As Callie grew heavier, she became invisible. She had always been ignored at school but now, even at home, she was an overfed, slightly grimy ghost. The only two people who really paid attention to her were Dr. Paulsen and Max. Both of them were as embarrassed by her bulk as the rest of her family, but instead of politely ignoring it, they gave her aggressive compliments.
“Look at the camera, please, Callie,” Dr. Paulsen would direct. “You’ve got such a pretty face.”
“You look nice today, Callie, terrific,” Max said, even when the stitching on the thighs of her pants was split, even when a blouse broke open along the seams of the fat on her back.
The compliments made Callie uncomfortable. She dutifully waited for them, and she always said thank you but she knew something was wrong. When Dr. Paulsen and Max told her she looked nice, her mother never echoed them. She busied herself with Charlie or some piece of equipment in the room when Callie was being praised.
But none of this made her less eager. Charlie loves me more. She knew he signed to her the most, she was sure of it.
Charlie didn’t sign much with any of them at first. Her mother said he was too shy, but Callie knew it was because he was proud. He didn’t like the questions her mother and Max asked. Anyone could see that. “Where is the blue ball? Is the rice tasty? Where is the red ball?” Those questions were boring. No wonder he didn’t answer.
Callie’s questions for Charlie were better. Do you miss your mother? Do you ever wish you were someone else? Do you think you have brothers and sisters? What did you dream about last night? Charlie didn’t sign back, he would only fix her with his distant stare, but Callie did it anyway. She was patient. She had time.
She was the first person who saw Charlie do it.

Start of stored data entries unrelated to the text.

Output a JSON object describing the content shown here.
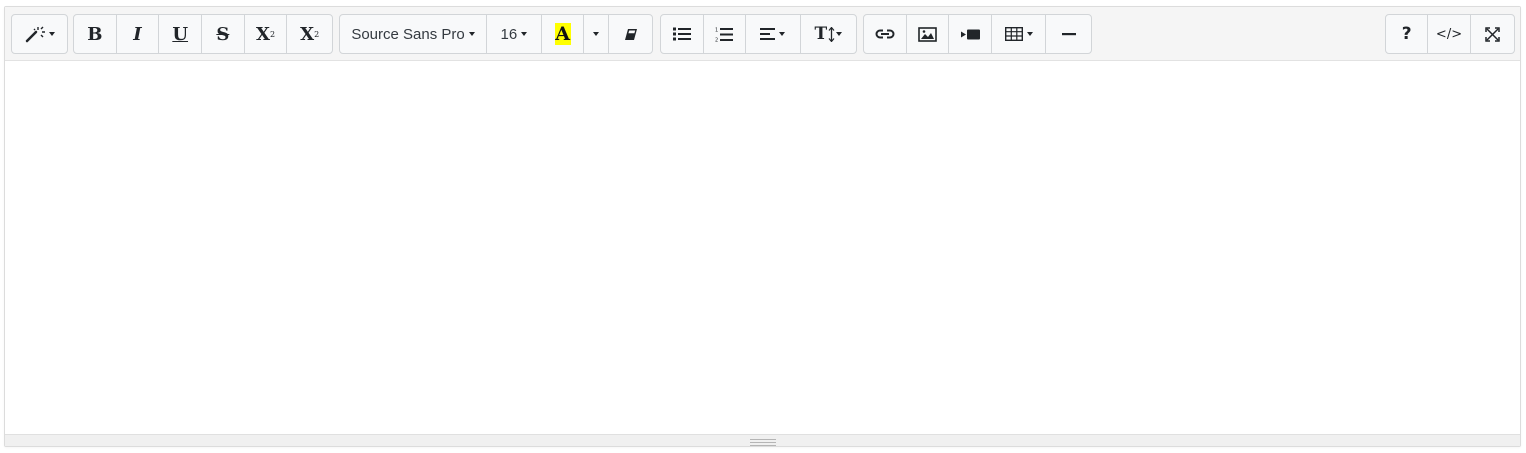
{
  "toolbar": {
    "style_button": {
      "icon": "magic-wand-icon"
    },
    "font": {
      "bold": "B",
      "italic": "I",
      "underline": "U",
      "strikethrough": "S",
      "superscript_base": "X",
      "superscript_mark": "2",
      "subscript_base": "X",
      "subscript_mark": "2"
    },
    "fontname": {
      "selected": "Source Sans Pro"
    },
    "fontsize": {
      "selected": "16"
    },
    "color": {
      "letter": "A",
      "highlight": "#ffff00",
      "icon": "text-color-icon"
    },
    "clear_format": {
      "icon": "eraser-icon"
    },
    "paragraph": {
      "ul_icon": "unordered-list-icon",
      "ol_icon": "ordered-list-icon",
      "align_icon": "align-left-icon",
      "height_label": "T"
    },
    "insert": {
      "link_icon": "link-icon",
      "picture_icon": "picture-icon",
      "video_icon": "video-icon",
      "table_icon": "table-icon",
      "hr_icon": "horizontal-rule-icon"
    },
    "misc": {
      "help_label": "?",
      "codeview_label": "</>",
      "fullscreen_icon": "fullscreen-icon"
    }
  },
  "editor": {
    "content": ""
  }
}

He started to sign with his hands behind his back. He did this only occasionally, but when he did, it sometimes went on for hours. Her mother, Dr. Paulsen, Max, none of them, could figure it out until Callie told them all, “He’s telling us what happened a long time ago. When he signs behind him, he’s telling us what happened in the past.” She’d learned it by catching one of the litanies of signs, something about a ball, and realizing it described a misstep in a game of catch he’d made the evening before.

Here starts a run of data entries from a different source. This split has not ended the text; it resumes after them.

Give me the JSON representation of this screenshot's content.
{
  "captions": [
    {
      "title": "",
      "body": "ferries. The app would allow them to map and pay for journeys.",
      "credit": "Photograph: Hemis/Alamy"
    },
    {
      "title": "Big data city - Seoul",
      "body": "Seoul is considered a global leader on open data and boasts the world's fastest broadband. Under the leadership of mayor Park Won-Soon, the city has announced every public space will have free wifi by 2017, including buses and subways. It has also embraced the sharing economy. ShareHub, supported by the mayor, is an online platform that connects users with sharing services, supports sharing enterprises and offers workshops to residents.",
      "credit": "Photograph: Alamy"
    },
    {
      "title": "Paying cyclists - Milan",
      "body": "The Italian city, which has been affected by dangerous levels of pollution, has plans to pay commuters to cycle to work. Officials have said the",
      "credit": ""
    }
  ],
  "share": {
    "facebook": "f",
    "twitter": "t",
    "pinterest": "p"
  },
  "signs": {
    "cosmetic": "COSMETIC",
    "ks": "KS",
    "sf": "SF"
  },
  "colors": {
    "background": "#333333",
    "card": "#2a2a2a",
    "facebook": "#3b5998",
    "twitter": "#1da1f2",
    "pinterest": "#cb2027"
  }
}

“You’re a genius,” Dr. Paulsen said. And her mother smiled. “Think of that, a chimp with a sense of history,” her father joked. And Max said he didn’t think it was possible, it was beyond what any one of them had imagined when they’d started. “But you could imagine it, Callie.”
She’d flushed at that, a real compliment. Overwhelmed, she ducked her head and turned to Charlie. She signed to him, You’re so smart. You are beautiful. You are the smartest brother in the world.
But Callie knew none of it mattered because Charlotte didn’t care.